I have a json object
sample_json ={
"workspaces": [
{
"wsid": "1",
"wsname": "firstworkspace",
"report":[{"reportname":"r1ws1"},{"reportname":"r2ws1"},{"reportname":"r1ws1"}]
},
{
"wsid": "2",
"wsname": "secondworkspace",
"report":[{"reportname":"r1ws2"},{"reportname":"r2ws2"},{"reportname":"r1ws2"}]
}
]}
I want to flatten/normalize the json so that it looks like this :
I can flatten each level using the pandas function "json_normalize" e.g Level 1
import pandas as pd
df1 = pd.json_normalize(sample_json, record_path=['workspaces'])
df1
e.g Level 2
import pandas as pd
df_api = pd.json_normalize(sample_json, record_path=['workspaces','report'])
df_api
I have read quiet a few articles such as this one but I am struggling to understand how to include information from the two levels (workspaces and reports) in a single dataframe. Any advice or help would be appreciated.
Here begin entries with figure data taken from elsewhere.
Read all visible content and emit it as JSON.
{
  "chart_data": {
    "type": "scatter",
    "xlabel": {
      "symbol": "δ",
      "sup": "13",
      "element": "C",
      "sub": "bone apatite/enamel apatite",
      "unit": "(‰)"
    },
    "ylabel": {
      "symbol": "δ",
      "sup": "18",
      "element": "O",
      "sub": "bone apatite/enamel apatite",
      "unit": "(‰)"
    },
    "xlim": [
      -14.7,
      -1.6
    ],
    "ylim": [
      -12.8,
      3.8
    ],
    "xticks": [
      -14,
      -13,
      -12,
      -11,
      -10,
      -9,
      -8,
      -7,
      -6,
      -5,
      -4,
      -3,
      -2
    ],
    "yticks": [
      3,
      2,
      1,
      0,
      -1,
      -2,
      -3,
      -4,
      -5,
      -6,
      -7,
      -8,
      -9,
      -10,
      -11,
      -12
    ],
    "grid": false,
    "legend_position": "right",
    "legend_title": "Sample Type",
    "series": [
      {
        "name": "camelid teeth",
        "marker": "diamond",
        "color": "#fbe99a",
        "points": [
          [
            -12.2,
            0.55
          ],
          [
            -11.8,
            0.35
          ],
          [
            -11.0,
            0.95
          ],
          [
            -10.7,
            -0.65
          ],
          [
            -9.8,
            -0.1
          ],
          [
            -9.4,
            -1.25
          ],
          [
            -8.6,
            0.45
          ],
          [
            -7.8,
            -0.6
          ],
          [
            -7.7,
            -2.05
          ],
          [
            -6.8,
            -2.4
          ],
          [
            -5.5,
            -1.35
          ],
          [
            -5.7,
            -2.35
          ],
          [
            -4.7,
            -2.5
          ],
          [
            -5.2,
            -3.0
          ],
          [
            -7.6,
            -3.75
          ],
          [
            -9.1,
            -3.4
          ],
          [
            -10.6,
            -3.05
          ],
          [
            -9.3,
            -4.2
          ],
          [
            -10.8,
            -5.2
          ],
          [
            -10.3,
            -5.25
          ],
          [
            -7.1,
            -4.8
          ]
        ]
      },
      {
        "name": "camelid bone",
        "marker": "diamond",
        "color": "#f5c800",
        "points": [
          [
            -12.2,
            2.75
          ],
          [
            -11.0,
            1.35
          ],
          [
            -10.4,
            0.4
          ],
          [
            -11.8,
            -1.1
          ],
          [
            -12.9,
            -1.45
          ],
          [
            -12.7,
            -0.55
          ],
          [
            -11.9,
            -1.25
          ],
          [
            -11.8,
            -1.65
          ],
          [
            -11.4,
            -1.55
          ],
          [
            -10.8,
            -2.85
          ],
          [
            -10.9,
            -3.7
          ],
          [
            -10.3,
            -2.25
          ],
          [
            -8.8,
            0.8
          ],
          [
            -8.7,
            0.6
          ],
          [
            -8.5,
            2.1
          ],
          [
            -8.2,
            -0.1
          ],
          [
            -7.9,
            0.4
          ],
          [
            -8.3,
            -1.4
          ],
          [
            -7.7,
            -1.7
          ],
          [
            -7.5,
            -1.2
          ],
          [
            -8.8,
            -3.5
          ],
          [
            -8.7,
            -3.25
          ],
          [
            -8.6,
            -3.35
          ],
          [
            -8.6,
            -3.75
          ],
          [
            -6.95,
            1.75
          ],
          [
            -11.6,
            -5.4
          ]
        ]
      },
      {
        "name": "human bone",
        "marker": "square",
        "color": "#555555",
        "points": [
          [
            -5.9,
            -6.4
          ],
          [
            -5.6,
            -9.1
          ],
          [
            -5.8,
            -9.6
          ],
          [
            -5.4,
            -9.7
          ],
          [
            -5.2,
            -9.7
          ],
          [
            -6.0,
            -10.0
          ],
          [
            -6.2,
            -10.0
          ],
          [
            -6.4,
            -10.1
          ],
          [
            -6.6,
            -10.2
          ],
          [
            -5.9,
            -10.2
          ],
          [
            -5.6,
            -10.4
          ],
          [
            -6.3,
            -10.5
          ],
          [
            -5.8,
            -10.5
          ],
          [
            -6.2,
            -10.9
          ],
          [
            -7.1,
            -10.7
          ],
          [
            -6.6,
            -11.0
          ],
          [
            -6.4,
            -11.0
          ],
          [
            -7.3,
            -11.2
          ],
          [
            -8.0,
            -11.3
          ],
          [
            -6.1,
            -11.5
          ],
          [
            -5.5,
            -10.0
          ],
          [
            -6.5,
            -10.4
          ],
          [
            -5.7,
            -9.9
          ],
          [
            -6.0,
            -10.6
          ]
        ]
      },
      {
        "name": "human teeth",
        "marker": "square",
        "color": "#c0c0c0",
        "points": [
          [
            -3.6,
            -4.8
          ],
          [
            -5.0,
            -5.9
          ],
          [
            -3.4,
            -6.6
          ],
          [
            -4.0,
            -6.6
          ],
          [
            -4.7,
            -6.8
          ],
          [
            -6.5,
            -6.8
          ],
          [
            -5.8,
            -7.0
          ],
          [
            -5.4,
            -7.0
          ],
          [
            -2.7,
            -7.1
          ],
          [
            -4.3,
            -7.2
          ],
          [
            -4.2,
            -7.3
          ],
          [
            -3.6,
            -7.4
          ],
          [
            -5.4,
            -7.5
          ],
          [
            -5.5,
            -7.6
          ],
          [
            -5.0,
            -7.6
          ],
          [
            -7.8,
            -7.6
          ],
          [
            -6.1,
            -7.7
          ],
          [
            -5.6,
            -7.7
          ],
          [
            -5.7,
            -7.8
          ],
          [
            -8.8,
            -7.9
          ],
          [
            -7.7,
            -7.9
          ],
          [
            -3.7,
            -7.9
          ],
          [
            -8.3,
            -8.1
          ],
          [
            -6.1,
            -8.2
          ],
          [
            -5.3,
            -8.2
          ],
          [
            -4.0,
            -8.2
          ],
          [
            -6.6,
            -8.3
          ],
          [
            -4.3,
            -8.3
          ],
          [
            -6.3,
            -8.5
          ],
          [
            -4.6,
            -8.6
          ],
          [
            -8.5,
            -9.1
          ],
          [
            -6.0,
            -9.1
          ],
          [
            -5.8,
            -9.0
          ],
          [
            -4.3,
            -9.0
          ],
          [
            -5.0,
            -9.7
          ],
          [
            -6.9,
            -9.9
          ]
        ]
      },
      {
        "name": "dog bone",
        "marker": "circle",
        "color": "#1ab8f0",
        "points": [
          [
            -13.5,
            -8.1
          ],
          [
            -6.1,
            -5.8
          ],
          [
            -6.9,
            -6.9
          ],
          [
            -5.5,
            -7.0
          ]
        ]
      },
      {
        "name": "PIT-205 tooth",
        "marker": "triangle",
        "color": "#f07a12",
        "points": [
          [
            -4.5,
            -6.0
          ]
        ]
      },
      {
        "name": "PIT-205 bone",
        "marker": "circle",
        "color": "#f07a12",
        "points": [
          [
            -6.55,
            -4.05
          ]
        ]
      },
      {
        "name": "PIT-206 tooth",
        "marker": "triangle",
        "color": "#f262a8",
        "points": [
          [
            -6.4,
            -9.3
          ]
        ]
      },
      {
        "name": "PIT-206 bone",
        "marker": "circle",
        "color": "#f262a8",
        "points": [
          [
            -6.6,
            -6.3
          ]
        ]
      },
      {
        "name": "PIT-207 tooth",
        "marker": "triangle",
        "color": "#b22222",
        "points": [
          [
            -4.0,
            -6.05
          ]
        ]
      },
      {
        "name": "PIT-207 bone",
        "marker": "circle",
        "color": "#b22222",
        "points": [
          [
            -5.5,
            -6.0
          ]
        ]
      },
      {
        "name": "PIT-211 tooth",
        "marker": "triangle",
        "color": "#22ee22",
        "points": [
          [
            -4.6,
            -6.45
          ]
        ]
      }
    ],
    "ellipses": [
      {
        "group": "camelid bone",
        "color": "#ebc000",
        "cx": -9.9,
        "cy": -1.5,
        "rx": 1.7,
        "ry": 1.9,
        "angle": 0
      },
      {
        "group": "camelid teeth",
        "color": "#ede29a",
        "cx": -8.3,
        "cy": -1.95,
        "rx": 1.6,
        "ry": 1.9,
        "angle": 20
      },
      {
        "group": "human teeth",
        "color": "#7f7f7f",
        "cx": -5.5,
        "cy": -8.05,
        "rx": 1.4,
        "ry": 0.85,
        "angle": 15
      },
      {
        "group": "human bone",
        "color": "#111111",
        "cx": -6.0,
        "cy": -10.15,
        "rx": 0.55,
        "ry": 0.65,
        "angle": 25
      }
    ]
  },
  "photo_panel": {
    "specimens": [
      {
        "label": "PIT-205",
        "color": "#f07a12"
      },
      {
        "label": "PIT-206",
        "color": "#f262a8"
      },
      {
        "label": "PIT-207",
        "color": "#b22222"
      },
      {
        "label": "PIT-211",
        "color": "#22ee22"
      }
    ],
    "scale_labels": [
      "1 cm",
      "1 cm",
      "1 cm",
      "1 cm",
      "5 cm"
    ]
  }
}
Copy to sample data in a google colab notebook is here
CodePudding user response:
So, just normalize this yourself.
df = pd.DataFrame(
[
{"wsid": ws['wsid'], "wsname": ws['wsname'], **rep}
for ws in sample_json["workspaces"] for rep in ws['report']
]
)
CodePudding user response:
The package jertl
can be used for this.
In [1]: import jertl
In [2]: import pandas as pd
In [3]: sample_json = ... #removed for brevity
In [4]: pattern = '''
...: {
...: "workspaces": [*_,
...: {
...: "wsid": wsid,
...: "wsname": wsname,
...: "report": [*_, {"reportname": reportname}, *_]
...: },
...: *_]
...: }
...: '''
In [5]: df = pd.DataFrame(match_.bindings for match_ in jertl.match_all(pattern, sample_json))
In [6]: df
Out[6]:
wsid wsname reportname
0 1 firstworkspace r1ws1
1 1 firstworkspace r2ws1
2 1 firstworkspace r1ws1
3 2 secondworkspace r1ws2
4 2 secondworkspace r2ws2
5 2 secondworkspace r1ws2
pattern
defines the structure to look for. It is intentionally JSON like.
wsid
, wsname
and reportname
are variables.
The *_
s are splatted anonymous variables which match any number of list items.